Resolution of the three-dimensional structures of several Hepatitis C virus (HCV) proteins, together with the development of replicative cell culture systems, has led to the identification of a number of potential targets for direct-acting antiviral agents (DAA). Numerous families of drugs that potently inhibit the HCV life cycle in vitro have been identified, and some of these molecules have reached early to late clinical development.
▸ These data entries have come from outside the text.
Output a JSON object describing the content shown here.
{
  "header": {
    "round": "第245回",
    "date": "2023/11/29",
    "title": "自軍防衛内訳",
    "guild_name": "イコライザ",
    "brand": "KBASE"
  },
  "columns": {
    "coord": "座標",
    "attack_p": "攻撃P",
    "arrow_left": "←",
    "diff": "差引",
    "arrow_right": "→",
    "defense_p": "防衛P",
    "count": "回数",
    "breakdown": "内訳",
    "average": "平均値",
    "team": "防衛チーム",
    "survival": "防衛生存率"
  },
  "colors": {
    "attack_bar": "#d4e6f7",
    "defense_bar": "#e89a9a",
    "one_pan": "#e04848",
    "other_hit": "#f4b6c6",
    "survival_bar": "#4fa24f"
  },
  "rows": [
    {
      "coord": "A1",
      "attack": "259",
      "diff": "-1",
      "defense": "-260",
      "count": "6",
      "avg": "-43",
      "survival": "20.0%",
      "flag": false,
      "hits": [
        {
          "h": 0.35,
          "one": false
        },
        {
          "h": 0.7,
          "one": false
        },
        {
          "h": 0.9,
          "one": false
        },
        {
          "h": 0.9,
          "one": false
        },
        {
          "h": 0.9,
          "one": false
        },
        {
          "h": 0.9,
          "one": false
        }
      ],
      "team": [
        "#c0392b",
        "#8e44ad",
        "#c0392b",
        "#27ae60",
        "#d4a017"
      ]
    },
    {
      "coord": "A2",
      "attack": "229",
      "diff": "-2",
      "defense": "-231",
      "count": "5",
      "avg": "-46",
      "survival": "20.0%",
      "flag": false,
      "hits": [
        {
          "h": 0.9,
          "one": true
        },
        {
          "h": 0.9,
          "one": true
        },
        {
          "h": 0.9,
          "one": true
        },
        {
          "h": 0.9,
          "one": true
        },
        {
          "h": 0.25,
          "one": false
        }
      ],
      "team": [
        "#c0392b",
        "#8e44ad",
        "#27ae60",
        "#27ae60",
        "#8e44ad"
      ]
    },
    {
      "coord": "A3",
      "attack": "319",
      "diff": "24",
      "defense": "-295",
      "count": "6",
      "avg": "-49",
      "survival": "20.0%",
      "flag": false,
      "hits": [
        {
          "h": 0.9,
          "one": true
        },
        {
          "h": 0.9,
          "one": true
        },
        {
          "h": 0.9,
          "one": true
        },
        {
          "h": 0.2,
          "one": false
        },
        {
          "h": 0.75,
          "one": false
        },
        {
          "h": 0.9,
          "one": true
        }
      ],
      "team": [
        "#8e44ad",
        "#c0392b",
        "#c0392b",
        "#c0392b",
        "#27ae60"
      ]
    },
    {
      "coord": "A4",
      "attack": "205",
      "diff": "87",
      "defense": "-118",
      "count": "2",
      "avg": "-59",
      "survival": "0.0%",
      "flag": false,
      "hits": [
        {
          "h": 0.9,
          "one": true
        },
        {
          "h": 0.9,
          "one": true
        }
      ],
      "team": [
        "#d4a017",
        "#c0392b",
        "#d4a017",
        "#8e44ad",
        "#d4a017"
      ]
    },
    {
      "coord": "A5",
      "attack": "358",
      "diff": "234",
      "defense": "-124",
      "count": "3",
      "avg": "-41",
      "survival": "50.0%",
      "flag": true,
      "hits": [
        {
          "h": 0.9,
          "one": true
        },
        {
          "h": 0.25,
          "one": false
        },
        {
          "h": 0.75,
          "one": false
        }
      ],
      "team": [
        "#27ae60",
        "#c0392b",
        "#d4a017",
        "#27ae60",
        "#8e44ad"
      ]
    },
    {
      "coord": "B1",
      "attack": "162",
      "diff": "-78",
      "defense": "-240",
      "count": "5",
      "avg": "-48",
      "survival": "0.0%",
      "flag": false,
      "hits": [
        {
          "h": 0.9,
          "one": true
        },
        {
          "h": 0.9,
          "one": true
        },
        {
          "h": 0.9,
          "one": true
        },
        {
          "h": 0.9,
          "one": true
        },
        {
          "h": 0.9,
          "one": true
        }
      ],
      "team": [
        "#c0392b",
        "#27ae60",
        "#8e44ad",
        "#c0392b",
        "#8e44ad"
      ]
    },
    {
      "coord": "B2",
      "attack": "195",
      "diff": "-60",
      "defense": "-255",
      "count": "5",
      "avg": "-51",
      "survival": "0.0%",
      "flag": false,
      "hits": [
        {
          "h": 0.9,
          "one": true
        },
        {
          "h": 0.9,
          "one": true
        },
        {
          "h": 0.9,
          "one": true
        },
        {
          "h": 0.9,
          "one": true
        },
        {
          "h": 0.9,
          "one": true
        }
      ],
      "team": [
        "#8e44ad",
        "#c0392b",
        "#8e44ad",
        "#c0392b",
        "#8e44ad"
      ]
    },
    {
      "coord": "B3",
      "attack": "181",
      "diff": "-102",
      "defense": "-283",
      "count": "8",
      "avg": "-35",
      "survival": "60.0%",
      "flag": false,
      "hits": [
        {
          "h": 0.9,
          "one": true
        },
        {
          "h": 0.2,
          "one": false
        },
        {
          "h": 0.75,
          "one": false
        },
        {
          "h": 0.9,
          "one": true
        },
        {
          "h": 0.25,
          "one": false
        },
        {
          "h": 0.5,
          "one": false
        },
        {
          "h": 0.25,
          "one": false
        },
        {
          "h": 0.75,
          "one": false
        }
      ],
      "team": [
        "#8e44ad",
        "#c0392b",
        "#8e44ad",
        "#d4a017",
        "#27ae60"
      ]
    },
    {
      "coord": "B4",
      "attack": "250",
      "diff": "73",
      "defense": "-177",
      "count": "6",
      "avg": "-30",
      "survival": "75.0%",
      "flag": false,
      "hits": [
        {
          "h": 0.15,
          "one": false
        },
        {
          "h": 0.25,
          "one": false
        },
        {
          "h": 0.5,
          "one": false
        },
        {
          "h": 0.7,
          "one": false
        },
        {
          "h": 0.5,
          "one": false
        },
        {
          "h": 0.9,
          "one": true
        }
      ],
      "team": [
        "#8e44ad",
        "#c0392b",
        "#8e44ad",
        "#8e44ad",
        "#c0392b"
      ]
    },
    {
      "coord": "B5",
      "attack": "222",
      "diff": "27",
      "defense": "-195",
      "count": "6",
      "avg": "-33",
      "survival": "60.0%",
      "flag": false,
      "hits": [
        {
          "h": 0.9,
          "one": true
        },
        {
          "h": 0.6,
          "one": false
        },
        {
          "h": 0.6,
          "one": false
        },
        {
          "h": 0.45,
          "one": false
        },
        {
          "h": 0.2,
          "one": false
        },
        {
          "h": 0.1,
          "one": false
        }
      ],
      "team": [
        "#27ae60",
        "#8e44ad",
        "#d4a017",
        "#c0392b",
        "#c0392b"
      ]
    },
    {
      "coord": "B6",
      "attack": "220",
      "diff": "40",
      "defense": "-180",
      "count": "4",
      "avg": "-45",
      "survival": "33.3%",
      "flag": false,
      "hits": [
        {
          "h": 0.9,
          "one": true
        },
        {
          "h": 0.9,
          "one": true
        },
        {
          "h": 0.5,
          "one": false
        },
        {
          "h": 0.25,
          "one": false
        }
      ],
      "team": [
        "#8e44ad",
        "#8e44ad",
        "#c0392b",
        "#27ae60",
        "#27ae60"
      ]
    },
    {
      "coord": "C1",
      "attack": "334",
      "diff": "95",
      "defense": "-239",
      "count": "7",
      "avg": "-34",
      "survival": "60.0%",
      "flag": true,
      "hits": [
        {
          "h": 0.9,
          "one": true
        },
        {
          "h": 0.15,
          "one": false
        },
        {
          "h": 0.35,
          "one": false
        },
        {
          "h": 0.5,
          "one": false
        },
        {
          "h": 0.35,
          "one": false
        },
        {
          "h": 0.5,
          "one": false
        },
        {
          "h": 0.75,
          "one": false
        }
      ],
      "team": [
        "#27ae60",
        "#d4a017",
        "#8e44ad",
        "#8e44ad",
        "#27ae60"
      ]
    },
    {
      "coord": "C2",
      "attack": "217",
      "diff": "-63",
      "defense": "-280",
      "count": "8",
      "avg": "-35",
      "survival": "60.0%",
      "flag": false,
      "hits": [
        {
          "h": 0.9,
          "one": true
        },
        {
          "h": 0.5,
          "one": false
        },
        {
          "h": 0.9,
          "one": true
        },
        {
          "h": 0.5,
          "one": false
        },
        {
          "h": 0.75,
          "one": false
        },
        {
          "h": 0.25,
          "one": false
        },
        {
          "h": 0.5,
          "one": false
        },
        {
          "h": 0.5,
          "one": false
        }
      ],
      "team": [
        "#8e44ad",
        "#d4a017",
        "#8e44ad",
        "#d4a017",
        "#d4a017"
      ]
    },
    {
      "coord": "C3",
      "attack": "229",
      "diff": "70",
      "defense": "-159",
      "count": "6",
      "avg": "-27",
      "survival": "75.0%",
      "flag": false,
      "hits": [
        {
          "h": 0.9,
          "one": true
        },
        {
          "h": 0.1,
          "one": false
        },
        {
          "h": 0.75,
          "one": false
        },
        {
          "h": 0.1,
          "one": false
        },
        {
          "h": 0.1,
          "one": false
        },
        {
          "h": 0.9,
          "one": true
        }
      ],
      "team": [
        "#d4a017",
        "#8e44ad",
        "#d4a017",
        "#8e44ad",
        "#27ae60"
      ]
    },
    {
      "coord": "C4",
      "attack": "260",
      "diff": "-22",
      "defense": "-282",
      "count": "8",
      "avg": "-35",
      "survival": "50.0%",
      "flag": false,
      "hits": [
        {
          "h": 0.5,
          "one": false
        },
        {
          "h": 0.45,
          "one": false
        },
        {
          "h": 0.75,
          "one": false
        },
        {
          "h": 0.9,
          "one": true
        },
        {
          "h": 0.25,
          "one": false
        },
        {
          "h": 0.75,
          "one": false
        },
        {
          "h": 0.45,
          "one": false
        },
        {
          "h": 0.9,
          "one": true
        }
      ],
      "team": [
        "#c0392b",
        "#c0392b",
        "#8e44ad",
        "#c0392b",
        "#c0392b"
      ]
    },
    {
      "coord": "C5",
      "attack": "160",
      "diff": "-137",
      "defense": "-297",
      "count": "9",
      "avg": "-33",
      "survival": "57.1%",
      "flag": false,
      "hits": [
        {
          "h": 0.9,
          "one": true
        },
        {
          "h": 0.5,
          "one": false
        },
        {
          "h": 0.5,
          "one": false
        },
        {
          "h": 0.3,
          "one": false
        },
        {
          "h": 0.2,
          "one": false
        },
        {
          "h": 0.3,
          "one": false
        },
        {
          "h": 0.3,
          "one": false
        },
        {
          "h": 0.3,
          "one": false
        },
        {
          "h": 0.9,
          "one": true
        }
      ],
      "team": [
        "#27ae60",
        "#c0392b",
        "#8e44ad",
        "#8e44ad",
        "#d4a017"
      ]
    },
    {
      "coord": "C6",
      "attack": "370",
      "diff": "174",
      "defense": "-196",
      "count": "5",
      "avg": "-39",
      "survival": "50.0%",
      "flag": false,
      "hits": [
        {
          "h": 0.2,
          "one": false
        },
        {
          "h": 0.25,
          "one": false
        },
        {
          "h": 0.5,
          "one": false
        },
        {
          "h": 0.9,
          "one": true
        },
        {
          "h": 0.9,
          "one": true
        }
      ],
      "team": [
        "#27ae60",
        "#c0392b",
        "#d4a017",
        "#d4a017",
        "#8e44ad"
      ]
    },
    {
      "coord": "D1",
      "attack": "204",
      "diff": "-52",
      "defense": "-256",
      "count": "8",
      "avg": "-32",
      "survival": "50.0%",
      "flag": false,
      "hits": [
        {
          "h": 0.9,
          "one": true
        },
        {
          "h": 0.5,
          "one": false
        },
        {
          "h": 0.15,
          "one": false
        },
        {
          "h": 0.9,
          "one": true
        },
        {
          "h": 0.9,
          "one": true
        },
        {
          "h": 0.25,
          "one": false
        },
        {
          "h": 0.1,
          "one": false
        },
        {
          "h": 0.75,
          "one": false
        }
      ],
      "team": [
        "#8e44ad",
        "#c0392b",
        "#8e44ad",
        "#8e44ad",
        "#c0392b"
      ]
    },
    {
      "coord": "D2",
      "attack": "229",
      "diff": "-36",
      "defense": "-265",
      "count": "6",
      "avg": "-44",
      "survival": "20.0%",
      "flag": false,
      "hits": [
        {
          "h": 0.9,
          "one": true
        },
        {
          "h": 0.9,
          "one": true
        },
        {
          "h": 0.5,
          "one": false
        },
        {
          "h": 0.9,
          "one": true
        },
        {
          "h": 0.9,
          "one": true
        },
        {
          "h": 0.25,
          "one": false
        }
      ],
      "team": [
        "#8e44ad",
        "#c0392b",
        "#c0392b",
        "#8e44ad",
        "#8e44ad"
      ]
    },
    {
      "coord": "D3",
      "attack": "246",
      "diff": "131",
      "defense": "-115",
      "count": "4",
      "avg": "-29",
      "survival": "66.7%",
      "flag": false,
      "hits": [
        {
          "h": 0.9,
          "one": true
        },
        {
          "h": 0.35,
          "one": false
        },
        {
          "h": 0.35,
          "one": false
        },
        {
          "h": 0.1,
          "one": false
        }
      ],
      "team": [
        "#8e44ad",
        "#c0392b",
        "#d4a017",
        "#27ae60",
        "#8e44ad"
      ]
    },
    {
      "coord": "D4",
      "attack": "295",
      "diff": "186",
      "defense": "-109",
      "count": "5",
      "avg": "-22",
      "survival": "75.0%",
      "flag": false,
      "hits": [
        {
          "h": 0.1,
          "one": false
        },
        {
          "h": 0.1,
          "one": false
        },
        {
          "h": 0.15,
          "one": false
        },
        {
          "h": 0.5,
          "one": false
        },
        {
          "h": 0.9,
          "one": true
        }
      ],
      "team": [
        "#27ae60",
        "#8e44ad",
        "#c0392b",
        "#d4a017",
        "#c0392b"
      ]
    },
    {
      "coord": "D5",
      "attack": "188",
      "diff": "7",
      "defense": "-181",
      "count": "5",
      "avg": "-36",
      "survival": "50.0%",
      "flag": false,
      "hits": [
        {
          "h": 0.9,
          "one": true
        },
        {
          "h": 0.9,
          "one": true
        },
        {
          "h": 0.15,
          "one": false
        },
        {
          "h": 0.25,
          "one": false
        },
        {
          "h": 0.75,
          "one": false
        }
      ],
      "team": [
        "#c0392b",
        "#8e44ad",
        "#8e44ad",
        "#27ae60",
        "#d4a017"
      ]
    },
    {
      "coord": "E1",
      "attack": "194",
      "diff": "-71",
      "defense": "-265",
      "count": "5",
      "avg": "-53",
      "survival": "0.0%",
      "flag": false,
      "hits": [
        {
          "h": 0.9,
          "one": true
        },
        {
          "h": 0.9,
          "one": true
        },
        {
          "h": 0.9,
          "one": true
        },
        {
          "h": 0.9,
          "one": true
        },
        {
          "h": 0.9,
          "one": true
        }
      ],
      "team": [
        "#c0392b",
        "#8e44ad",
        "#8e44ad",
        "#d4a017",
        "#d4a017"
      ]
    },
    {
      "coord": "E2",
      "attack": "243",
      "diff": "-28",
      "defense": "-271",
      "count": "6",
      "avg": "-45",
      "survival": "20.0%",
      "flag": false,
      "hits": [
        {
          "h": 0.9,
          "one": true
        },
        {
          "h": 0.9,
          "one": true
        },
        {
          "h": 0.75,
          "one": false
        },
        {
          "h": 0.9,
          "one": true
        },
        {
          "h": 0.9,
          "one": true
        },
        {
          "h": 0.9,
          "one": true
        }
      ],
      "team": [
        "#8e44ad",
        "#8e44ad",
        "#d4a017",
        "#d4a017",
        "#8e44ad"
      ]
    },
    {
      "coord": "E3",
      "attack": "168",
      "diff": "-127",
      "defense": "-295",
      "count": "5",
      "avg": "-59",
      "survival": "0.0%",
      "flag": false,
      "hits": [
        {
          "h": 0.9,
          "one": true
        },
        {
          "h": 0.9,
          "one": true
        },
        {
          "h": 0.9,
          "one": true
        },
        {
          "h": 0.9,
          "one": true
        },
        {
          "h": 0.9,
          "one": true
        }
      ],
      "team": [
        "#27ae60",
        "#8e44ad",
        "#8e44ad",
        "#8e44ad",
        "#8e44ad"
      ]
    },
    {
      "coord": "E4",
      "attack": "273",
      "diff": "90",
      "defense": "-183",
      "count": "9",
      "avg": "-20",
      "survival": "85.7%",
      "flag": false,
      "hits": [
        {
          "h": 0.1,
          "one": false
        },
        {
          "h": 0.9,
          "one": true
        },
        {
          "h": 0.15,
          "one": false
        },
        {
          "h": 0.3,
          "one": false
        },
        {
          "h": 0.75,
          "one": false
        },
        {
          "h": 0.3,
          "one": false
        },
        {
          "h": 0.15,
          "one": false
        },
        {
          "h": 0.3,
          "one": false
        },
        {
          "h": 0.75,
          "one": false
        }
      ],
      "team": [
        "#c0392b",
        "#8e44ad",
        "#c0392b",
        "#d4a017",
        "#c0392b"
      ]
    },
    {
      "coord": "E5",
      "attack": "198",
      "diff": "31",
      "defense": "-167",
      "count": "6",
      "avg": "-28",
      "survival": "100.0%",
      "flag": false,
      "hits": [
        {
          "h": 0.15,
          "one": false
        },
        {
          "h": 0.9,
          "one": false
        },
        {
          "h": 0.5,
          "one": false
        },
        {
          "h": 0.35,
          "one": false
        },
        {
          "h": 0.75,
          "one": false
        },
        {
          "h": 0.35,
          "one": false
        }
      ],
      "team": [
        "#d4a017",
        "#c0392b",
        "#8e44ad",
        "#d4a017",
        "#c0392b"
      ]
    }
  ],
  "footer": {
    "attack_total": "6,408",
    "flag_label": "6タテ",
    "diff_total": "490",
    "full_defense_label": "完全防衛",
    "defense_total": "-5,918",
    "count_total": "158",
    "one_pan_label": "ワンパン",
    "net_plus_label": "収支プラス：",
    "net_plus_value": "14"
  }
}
Two NS3-4A protease inhibitors, telaprevir and boceprevir, were approved in Europe and the United States in 2011 in combination with pegylated interferon (IFN)-α and ribavirin for the treatment of chronic hepatitis C related to HCV genotype 1. A number of other DAAs are at the clinical developmental stage in combination with pegylated IFN-α and ribavirin or with other DAAs in IFN-free regimens, with or without ribavirin. They include second-wave, first-generation, and second-generation NS3-4A protease inhibitors, nucleoside/nucleotide analogue inhibitors, and non-nucleoside inhibitors of HCV RNA-dependent RNA polymerase, inhibitors of nonstructural protein 5A and host-targeted agents, such as cyclophilin A inhibitors and microRNA-122 antagonists. The proof of concept that IFN-free regimens can lead to HCV eradication has recently been brought. This chapter provides an overview of the current treatment of HCV infection and discusses the future of HCV therapy with new anti-HCV drugs.

摘要

几种丙型肝炎病毒(HCV)蛋白的三维结构的解析,以及复制细胞培养系统的发展,导致了一些直接作用抗病毒药物(DAA)的潜在靶标的确定。已经鉴定出了许多在体外能强烈抑制 HCV 生命周期的药物家族,其中一些分子已经进入早期到晚期临床开发阶段。两种 NS3-4A 蛋白酶抑制剂,telaprevir 和 boceprevir,于 2011 年在欧洲和美国获得批准,与聚乙二醇化干扰素(IFN)-α和利巴韦林联合用于治疗与 HCV 基因型 1 相关的慢性丙型肝炎。许多其他的 DAA 与聚乙二醇化 IFN-α和利巴韦林联合,或与无 IFN 的方案中的其他 DAA 联合,无论是否有利巴韦林,都处于临床开发阶段。它们包括第二代、第一代和第二代 NS3-4A 蛋白酶抑制剂、核苷/核苷酸类似物抑制剂、HCV RNA 依赖性 RNA 聚合酶的非核苷抑制剂、非结构蛋白 5A 的抑制剂和宿主靶向剂,如亲环素 A 抑制剂和 microRNA-122 拮抗剂。最近已经证明了无 IFN 方案可以导致 HCV 清除的概念。本章概述了目前 HCV 感染的治疗方法,并讨论了新的抗 HCV 药物对 HCV 治疗的未来。